Directress'in üzülmesi ile şaşıran James ise başını hafiften yana doğru eğdi. İkiside aynı derece çaresiz duruyordu, sadece ikisinin bildiği ve farkında olduğu bir gerçek...

Yardım alamayacak kadar onları çaresiz bırakan ve boyunlarına sarılı bir zincir gibi umutları ve özgürlüklerini kısıtlayan bir sır.

Sonunu bile bile verdikleri bir savaş, kaybettikleri ve geri geteremeyecek oldukları tüm sahte sevdikleri. Doğrusu hangileri gerçekti onlar bile hatırlamıyor.

"Git James...", Directress'in boğuk ve hüzüntülü sesi, James'in tüylerini diken diken etmiş ve iliklerine kadar hissettiği o dondurucu soğuk, bilinmeyene verdiği mücadele yalnız olmadığını ona bir an bile olsa hatırlatmıştı.

Fal taşı gibi açık olan gözleri, sarsılmış bir şekilde Directress'e bakar iken hiçbir şey diyemedi. Arkasını döndü ve kapıyı iterek oradan uzaklaştı.

Ajan hafiften ağzı açık şaşkın bir ifade ile Directress'e baktı. Aslında sadece şaşkın olan o değildi.

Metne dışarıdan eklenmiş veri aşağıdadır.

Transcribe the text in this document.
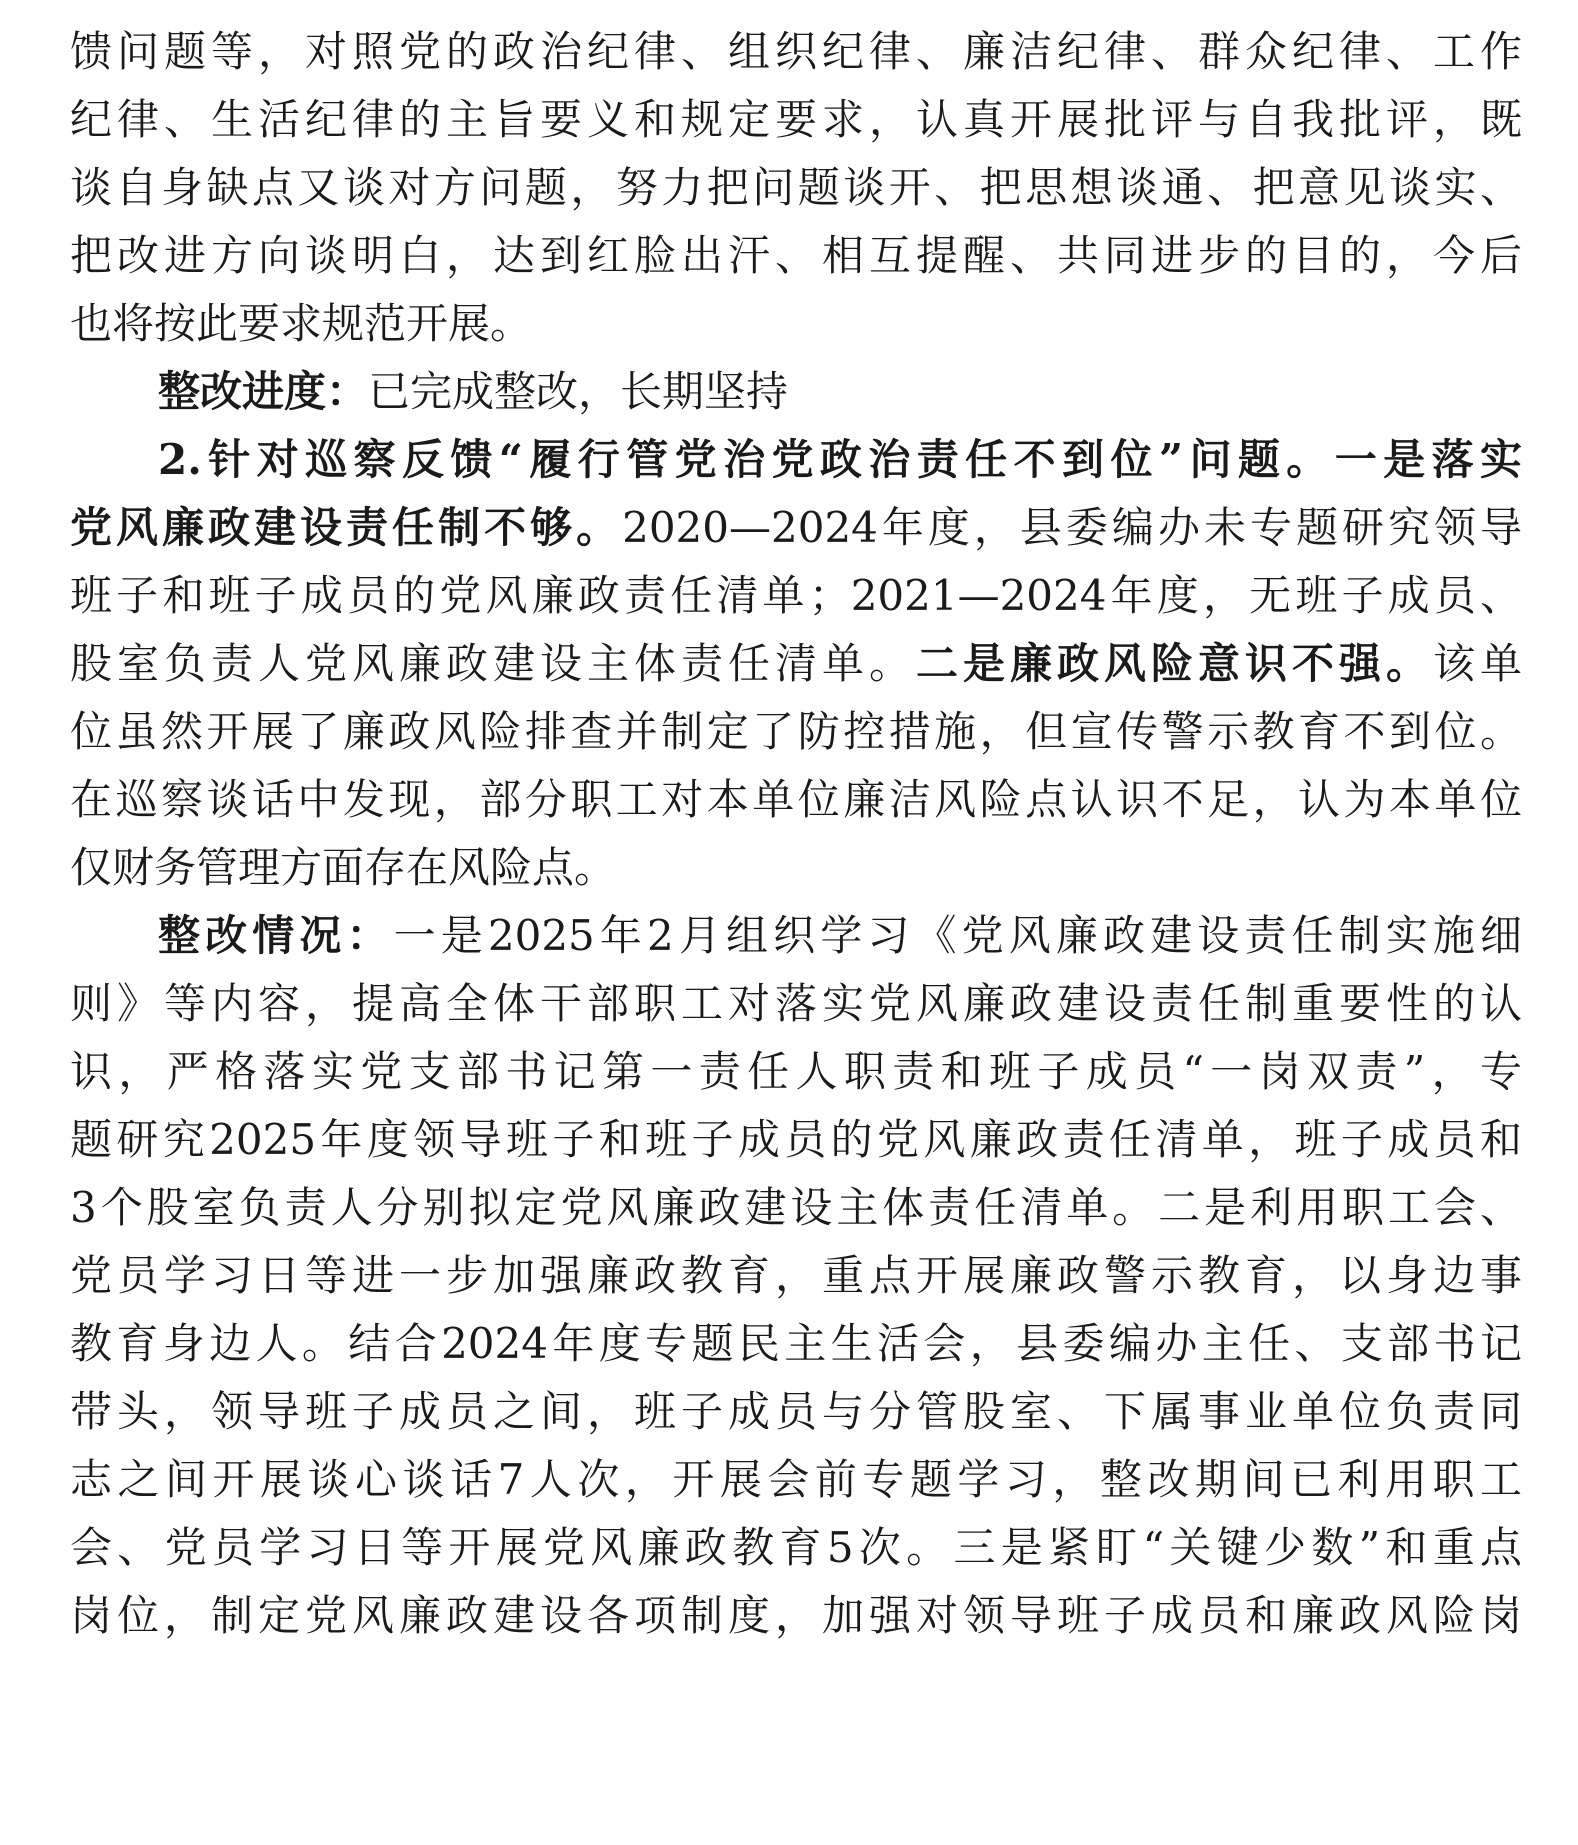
馈问题等，对照党的政治纪律、组织纪律、廉洁纪律、群众纪律、工作
纪律、生活纪律的主旨要义和规定要求，认真开展批评与自我批评，既
谈自身缺点又谈对方问题，努力把问题谈开、把思想谈通、把意见谈实、
把改进方向谈明白，达到红脸出汗、相互提醒、共同进步的目的，今后
也将按此要求规范开展。
整改进度：已完成整改，长期坚持
2.针对巡察反馈“履行管党治党政治责任不到位”问题。一是落实
党风廉政建设责任制不够。2020—2024年度，县委编办未专题研究领导
班子和班子成员的党风廉政责任清单；2021—2024年度，无班子成员、
股室负责人党风廉政建设主体责任清单。二是廉政风险意识不强。该单
位虽然开展了廉政风险排查并制定了防控措施，但宣传警示教育不到位。
在巡察谈话中发现，部分职工对本单位廉洁风险点认识不足，认为本单位
仅财务管理方面存在风险点。
整改情况：一是2025年2月组织学习《党风廉政建设责任制实施细
则》等内容，提高全体干部职工对落实党风廉政建设责任制重要性的认
识，严格落实党支部书记第一责任人职责和班子成员“一岗双责”，专
题研究2025年度领导班子和班子成员的党风廉政责任清单，班子成员和
3个股室负责人分别拟定党风廉政建设主体责任清单。二是利用职工会、
党员学习日等进一步加强廉政教育，重点开展廉政警示教育，以身边事
教育身边人。结合2024年度专题民主生活会，县委编办主任、支部书记
带头，领导班子成员之间，班子成员与分管股室、下属事业单位负责同
志之间开展谈心谈话7人次，开展会前专题学习，整改期间已利用职工
会、党员学习日等开展党风廉政教育5次。三是紧盯“关键少数”和重点
岗位，制定党风廉政建设各项制度，加强对领导班子成员和廉政风险岗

Directress'in yanında ki yaşlı adam harici şaşkın olan herkes, bu ikilinin arasında ki sırrı ve anlaşmazlığı bir türlü anlayamamış ve çözememişti.

Directress sağ eli ile tuttuğu sol kolu  ile kafasını eğmiş, bükük dudaklarla yere bakıyordu.

Ajan daha fazla kalmadan aynı şekilde kapıyı açaraktan odadan ayrıldı.

Yaşlı adam kafasını hafiften eğerekten Directress'e bakaraktan, "Şimdi ne yapacağız?", diye sordu.

Directress ise yere bakmayı sürdürerek sadece, "Şu yaratığı ortadan kaldırın yeter.", demekle yetindi.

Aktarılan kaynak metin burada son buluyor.